The state must investigate the facts of applying torture
At the beginning of January the European Court of human rights (Strasbourg) took the decisions on two cases against Turkey connected with torture and cruel treatment of the incarcerated. Ukraine copies the mistakes of her neighbor. Now the decisions concerning the application of torture in Turkey are issued every second week. As to Ukraine, the decisions have been taken only on six such cases, but it seems that the situation will change soon.
In the first case, Sadik Onder vs. Turkey (complaint No. 28520/95), the European Court acknowledged the violation of Article 3 of the European Convention on the protection of human rights and fundamental freedoms (prohibition of torture, inhumane or degrading treatment or punishment) caused by the inefficient investigation of the complaint against cruel treatment.
The complainer was detained in Turkey on the suspicion of membership in an illegal military political unit. He asserted that, during transportation, incarceration and interrogation, he had undergone torture, cruel treatment and numerous offences. After that he was coercively cured during a week in order to conceal the traces of torture. In several days he was examined by a doctor, who could not find any traces of torture or cruel treatment. The victim complained against the police officers, but they were acquitted because of the absence of proofs.

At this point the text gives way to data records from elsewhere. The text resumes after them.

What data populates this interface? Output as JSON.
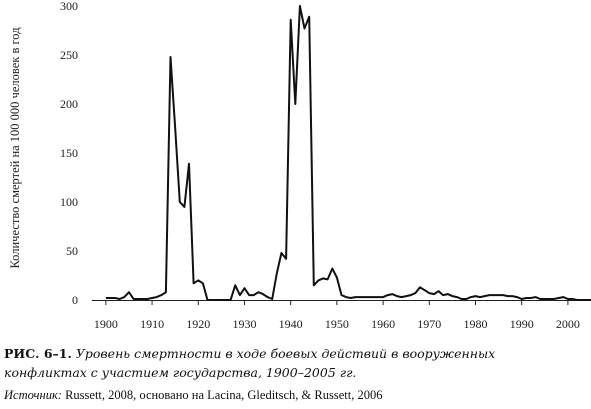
{
  "chart_data": {
    "type": "line",
    "title": "",
    "xlabel": "",
    "ylabel": "Количество смертей на 100 000 человек в год",
    "xlim": [
      1897,
      2005
    ],
    "ylim": [
      0,
      300
    ],
    "x_ticks": [
      1900,
      1910,
      1920,
      1930,
      1940,
      1950,
      1960,
      1970,
      1980,
      1990,
      2000
    ],
    "y_ticks": [
      0,
      50,
      100,
      150,
      200,
      250,
      300
    ],
    "grid": false,
    "series": [
      {
        "x": [
          1900,
          1901,
          1902,
          1903,
          1904,
          1905,
          1906,
          1907,
          1908,
          1909,
          1910,
          1911,
          1912,
          1913,
          1914,
          1915,
          1916,
          1917,
          1918,
          1919,
          1920,
          1921,
          1922,
          1923,
          1924,
          1925,
          1926,
          1927,
          1928,
          1929,
          1930,
          1931,
          1932,
          1933,
          1934,
          1935,
          1936,
          1937,
          1938,
          1939,
          1940,
          1941,
          1942,
          1943,
          1944,
          1945,
          1946,
          1947,
          1948,
          1949,
          1950,
          1951,
          1952,
          1953,
          1954,
          1955,
          1956,
          1957,
          1958,
          1959,
          1960,
          1961,
          1962,
          1963,
          1964,
          1965,
          1966,
          1967,
          1968,
          1969,
          1970,
          1971,
          1972,
          1973,
          1974,
          1975,
          1976,
          1977,
          1978,
          1979,
          1980,
          1981,
          1982,
          1983,
          1984,
          1985,
          1986,
          1987,
          1988,
          1989,
          1990,
          1991,
          1992,
          1993,
          1994,
          1995,
          1996,
          1997,
          1998,
          1999,
          2000,
          2001,
          2002,
          2003,
          2004,
          2005
        ],
        "y": [
          2,
          2,
          2,
          1,
          3,
          8,
          1,
          1,
          1,
          1,
          2,
          3,
          5,
          8,
          248,
          175,
          100,
          95,
          139,
          17,
          20,
          17,
          0,
          0,
          0,
          0,
          0,
          0,
          15,
          5,
          12,
          5,
          5,
          8,
          6,
          3,
          1,
          27,
          48,
          42,
          286,
          200,
          300,
          277,
          289,
          15,
          20,
          22,
          21,
          32,
          23,
          5,
          3,
          2,
          3,
          3,
          3,
          3,
          3,
          3,
          3,
          5,
          6,
          4,
          3,
          4,
          5,
          7,
          13,
          10,
          7,
          6,
          9,
          5,
          6,
          4,
          3,
          1,
          1,
          3,
          4,
          3,
          4,
          5,
          5,
          5,
          5,
          4,
          4,
          3,
          1,
          2,
          2,
          3,
          1,
          1,
          1,
          1,
          2,
          3,
          1,
          1,
          0,
          0,
          0,
          0
        ],
        "color": "#111111"
      }
    ]
  },
  "caption": {
    "label": "РИС. 6–1.",
    "line1": "Уровень смертности в ходе боевых действий в вооруженных",
    "line2": "конфликтах с участием государства, 1900–2005 гг."
  },
  "source": {
    "label": "Источник:",
    "text": "Russett, 2008, основано на Lacina, Gleditsch, & Russett, 2006"
  }
}
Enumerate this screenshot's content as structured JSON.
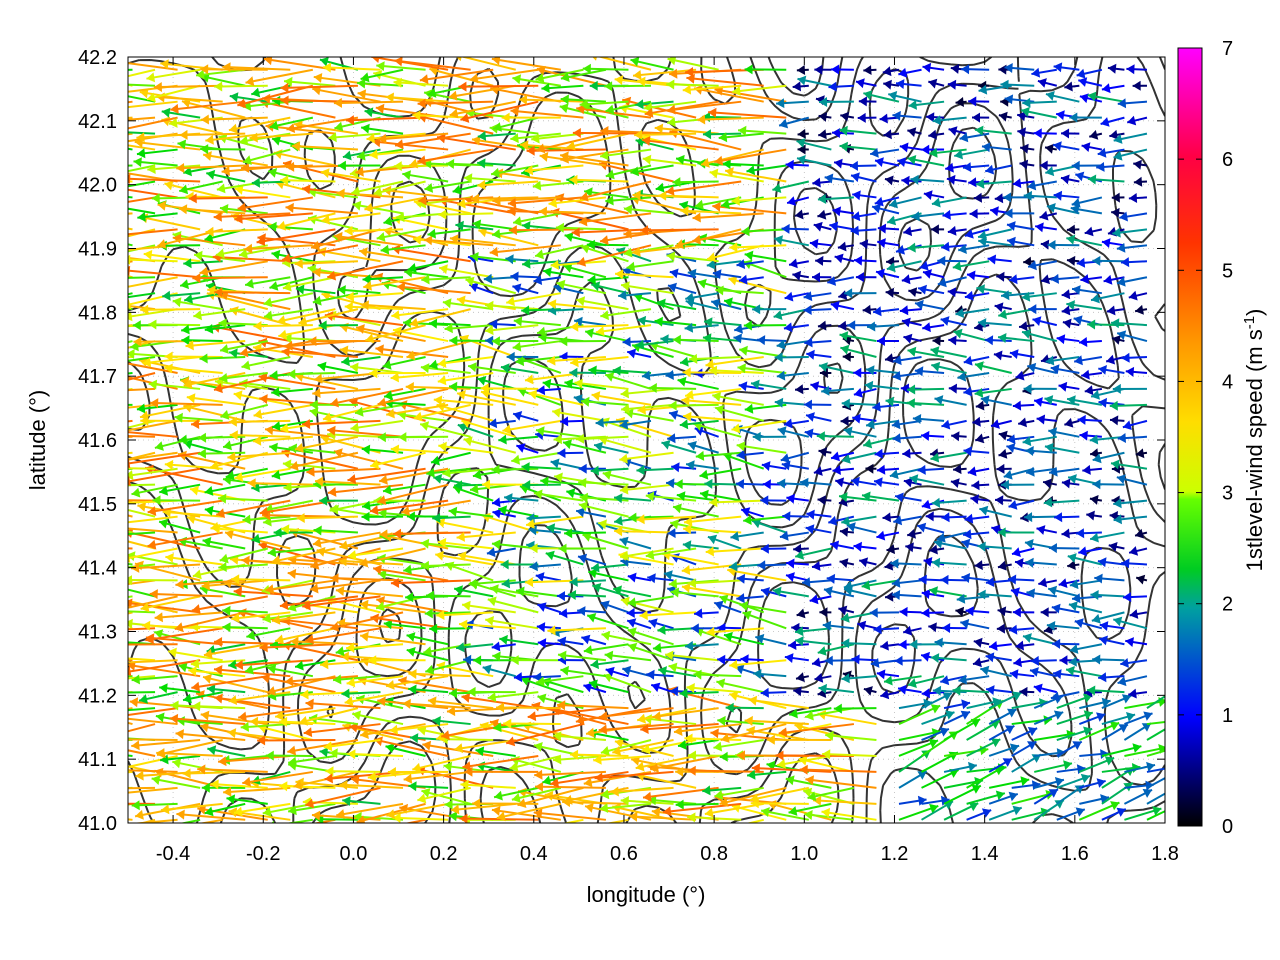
{
  "chart_data": {
    "type": "vector-field",
    "xlabel": "longitude (°)",
    "ylabel": "latitude (°)",
    "xlim": [
      -0.5,
      1.8
    ],
    "ylim": [
      41.0,
      42.2
    ],
    "x_ticks": [
      "-0.4",
      "-0.2",
      "0.0",
      "0.2",
      "0.4",
      "0.6",
      "0.8",
      "1.0",
      "1.2",
      "1.4",
      "1.6",
      "1.8"
    ],
    "y_ticks": [
      "41.0",
      "41.1",
      "41.2",
      "41.3",
      "41.4",
      "41.5",
      "41.6",
      "41.7",
      "41.8",
      "41.9",
      "42.0",
      "42.1",
      "42.2"
    ],
    "grid": true,
    "colorbar": {
      "label_main": "1stlevel-wind speed (m s",
      "label_sup": "-1",
      "label_end": ")",
      "range": [
        0,
        7
      ],
      "ticks": [
        "0",
        "1",
        "2",
        "3",
        "4",
        "5",
        "6",
        "7"
      ],
      "colors": [
        "#000000",
        "#0000ff",
        "#00a0a0",
        "#00dd00",
        "#ffff00",
        "#ff9900",
        "#ff0000",
        "#ff00ff"
      ]
    },
    "description_free": true,
    "wind_field_summary": [
      {
        "region": "west",
        "x_range": [
          -0.5,
          0.3
        ],
        "y_range": [
          41.0,
          42.2
        ],
        "direction_deg": 180,
        "speed_range": [
          2.0,
          4.8
        ]
      },
      {
        "region": "center",
        "x_range": [
          0.3,
          1.0
        ],
        "y_range": [
          41.2,
          41.9
        ],
        "direction_deg": 175,
        "speed_range": [
          1.0,
          3.5
        ]
      },
      {
        "region": "east",
        "x_range": [
          1.0,
          1.8
        ],
        "y_range": [
          41.2,
          42.2
        ],
        "direction_deg": 180,
        "speed_range": [
          0.2,
          2.0
        ]
      },
      {
        "region": "southeast",
        "x_range": [
          1.2,
          1.8
        ],
        "y_range": [
          41.0,
          41.2
        ],
        "direction_deg": 20,
        "speed_range": [
          1.2,
          2.5
        ]
      }
    ]
  }
}
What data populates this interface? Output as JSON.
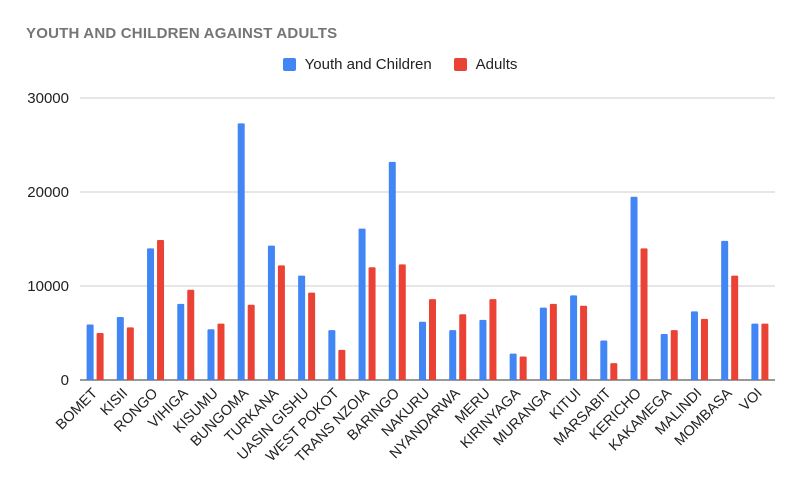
{
  "chart_data": {
    "type": "bar",
    "title": "YOUTH AND CHILDREN AGAINST ADULTS",
    "xlabel": "",
    "ylabel": "",
    "ylim": [
      0,
      30000
    ],
    "yticks": [
      0,
      10000,
      20000,
      30000
    ],
    "grid": true,
    "legend_position": "top",
    "categories": [
      "BOMET",
      "KISII",
      "RONGO",
      "VIHIGA",
      "KISUMU",
      "BUNGOMA",
      "TURKANA",
      "UASIN GISHU",
      "WEST POKOT",
      "TRANS NZOIA",
      "BARINGO",
      "NAKURU",
      "NYANDARWA",
      "MERU",
      "KIRINYAGA",
      "MURANGA",
      "KITUI",
      "MARSABIT",
      "KERICHO",
      "KAKAMEGA",
      "MALINDI",
      "MOMBASA",
      "VOI"
    ],
    "series": [
      {
        "name": "Youth and Children",
        "color": "#4285f4",
        "values": [
          5900,
          6700,
          14000,
          8100,
          5400,
          27300,
          14300,
          11100,
          5300,
          16100,
          23200,
          6200,
          5300,
          6400,
          2800,
          7700,
          9000,
          4200,
          19500,
          4900,
          7300,
          14800,
          6000
        ]
      },
      {
        "name": "Adults",
        "color": "#ea4335",
        "values": [
          5000,
          5600,
          14900,
          9600,
          6000,
          8000,
          12200,
          9300,
          3200,
          12000,
          12300,
          8600,
          7000,
          8600,
          2500,
          8100,
          7900,
          1800,
          14000,
          5300,
          6500,
          11100,
          6000
        ]
      }
    ]
  }
}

The European Court established that the doubts existed as to the fact of the application of torture or cruel treatment to the complainer. Finally the Court resolved that the case materials did not contain the convincing proofs of such treatment of the plaintiff, so Article 3 of the European Convention had not been violated in that part. Yet, the Court recognized the violation of Article 3 in the fact that the complaint on the application of torture had not been investigated effectively, although the prosecutors office had begun to consider the claim at once. It is seen from the materials of the case that the prosecutor grounded his opinion only on the medical conclusion, which denied the fact of applying torture to the claimant in the police precinct or prison. However, it should be noted that the complainer spent 15 days in the prison, and the medical examination was written a month later. So, the prosecutor might not use only this conclusion, he had to get the detailed evidence from the complainer, all policemen and other witnesses, but he did not do that.
So, the European Court did not acknowledge the very fact of applying torture or cruel treatment, but regarded the inefficient investigation of the victims complaint as a violation of Article 3 of the European Convention. I believe that this decision is extremely important for the Ukrainian law-enforcing organs and is a certain warning for them.
In another case, Colak and Filizer vs. Turkey (complaints Nos. 32578/96 and 32579/96) the European Court also acknowledged the violation by Turkey of Article 3 of the European Convention. In this case, also concerning the application of torture and cruel treatment, three medical examinations were conducted, and the conclusions of the examinations contradicted each other. The officials could not present the adequate explanations about the haematomas and other physical injuries inflicted to the complainers.
The European Court pointed out that the state must protect the incarcerated, whose status is very vulnerable, and the state must be responsible for the injuries got by the incarcerated during their stay in custody. So, the Court stated that, although the police officers, who had been suspected of cruel treatment, were relieved from responsibility, Turkey is responsible for the violation of Article 3 of the European Convention.